The letter, for delivery to President Ronald Reagan, was handed to Charles Cross, director of the American Institute in Taiwan.

A footwear industry spokesman said the letter asked President Reagan to terminate the Orderly Marketing Agreement, signed in 1977 between the U.S. and Taiwan and South Korea to limit non-rubber shoe imports from the two countries to less than 40 percent of the total an­nual U.S. shoe imports.

The agreement expires June 30.

Reports from Washington said the U.S. International Trade Commission had asked Reagan to continue quotas on footwear imports from Taiwan but to lift them for South Korea.

About 20 footwear association members held a demonstration outside AIT offices.

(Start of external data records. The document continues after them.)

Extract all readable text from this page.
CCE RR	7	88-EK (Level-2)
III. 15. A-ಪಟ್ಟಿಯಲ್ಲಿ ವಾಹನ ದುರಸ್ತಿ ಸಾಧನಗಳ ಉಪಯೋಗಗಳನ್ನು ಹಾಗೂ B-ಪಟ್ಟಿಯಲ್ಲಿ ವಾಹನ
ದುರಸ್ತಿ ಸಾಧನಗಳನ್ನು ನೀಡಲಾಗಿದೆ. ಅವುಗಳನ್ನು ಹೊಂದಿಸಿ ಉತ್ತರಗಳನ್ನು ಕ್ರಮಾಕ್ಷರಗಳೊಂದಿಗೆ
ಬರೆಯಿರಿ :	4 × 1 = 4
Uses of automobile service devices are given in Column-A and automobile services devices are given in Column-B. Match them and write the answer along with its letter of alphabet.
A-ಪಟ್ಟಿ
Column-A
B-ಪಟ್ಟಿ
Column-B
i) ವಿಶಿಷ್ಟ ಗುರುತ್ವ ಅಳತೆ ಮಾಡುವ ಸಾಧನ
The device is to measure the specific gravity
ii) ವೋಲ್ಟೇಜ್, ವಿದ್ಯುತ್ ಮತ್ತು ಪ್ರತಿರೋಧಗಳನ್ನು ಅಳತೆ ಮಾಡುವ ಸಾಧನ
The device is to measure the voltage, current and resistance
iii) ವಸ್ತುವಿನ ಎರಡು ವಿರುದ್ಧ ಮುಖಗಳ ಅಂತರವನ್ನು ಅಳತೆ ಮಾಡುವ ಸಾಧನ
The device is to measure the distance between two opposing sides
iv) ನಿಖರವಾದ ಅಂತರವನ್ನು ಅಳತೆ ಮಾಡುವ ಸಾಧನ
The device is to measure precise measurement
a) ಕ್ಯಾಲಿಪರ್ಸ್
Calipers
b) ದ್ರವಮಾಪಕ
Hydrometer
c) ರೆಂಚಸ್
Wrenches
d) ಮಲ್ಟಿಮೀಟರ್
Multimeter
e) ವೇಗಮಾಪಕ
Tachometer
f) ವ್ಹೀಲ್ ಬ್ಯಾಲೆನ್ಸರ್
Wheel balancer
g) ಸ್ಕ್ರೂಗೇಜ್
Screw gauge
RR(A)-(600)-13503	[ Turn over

Electrical machinery is top employer

The electrical machinery and apparatus industry remained Tai­wan's largest employer in 1980 for the second straight year.

A survey conducted by the Directorate General of Budget, Accounting and Statistics, showed the industry has 298,143 workers, 16.5 percent of the total in manufacturing. The textile industry was second with 297,942 workers.

For 1980, production, assem­bly and related workers accounted for 62 percent of employment in the manufacturing sector, followed by technicians, 12.7 percent; clerical staff, 12 percent; miscellaneous workers, 7.9 per­cent; administration and managerial staff, 3.3 percent; and engineers, 2.1 percent.

Male workers accounted for 50.8 percent of the manufacturing payroll. In labor-intensive industries such as textiles and garments, females dominated by 70.2 percent and 85.6 percent, respec­tively.

Engineers, technicians and clerical staff accounted for 65.1 percent of workers in the petro­leum and coal industries.

Middle East road contracts landed

The Ret-Ser Engineering Agency, a branch of the Voca­tional Assistance Commission for Retired Servicemen, has won two more engineering jobs in the Middle East valued at US$160,340,000.

The road construction projects are in Saudi Arabia and Jor­dan.

In Saudi Arabia a 70-kilome­ter road will be built from Al Bahah to Bilad Zaharan in 49 months at a cost of US$­129,000,000.

The Jordan job project calls for widening of the two-lane road from Suwaga to Al-Hasa, a dis­tance of about 71 kilometers. The four-lane highway will cost US$30,560,000 and take 1,000 work­ing days.

RSEA has submitted the lowest bids totaling US$182,780,000 on three other construction jobs in Saudi Arabia and Jordan.

Engineering talent in short supply

Shortage of high-level tech­nological personnel will pose a major bottleneck in the upgrading of the industrial structure in com­ing years, the Council for Economic Planning and Development said.

CEPD predicts a serious im­balance between supply and demand of engineers in the next five to 10 years.

Pirating of engineers is al­ready under way. CEPD said engineers with master's or doctor's degrees make up only 1.4 percent of technolo­gical manpower.

The brain drain is also in­volved. In the last 30 years, 57,128 college graduates have gone abroad for further studies and only 6,600 have returned.

The government has drafted a "Science and Technology Development Program" to intensify scientific and technological educa­tion, recruit overseas Chinese and strengthen on-the-job vocational training for medium-level technological personnel.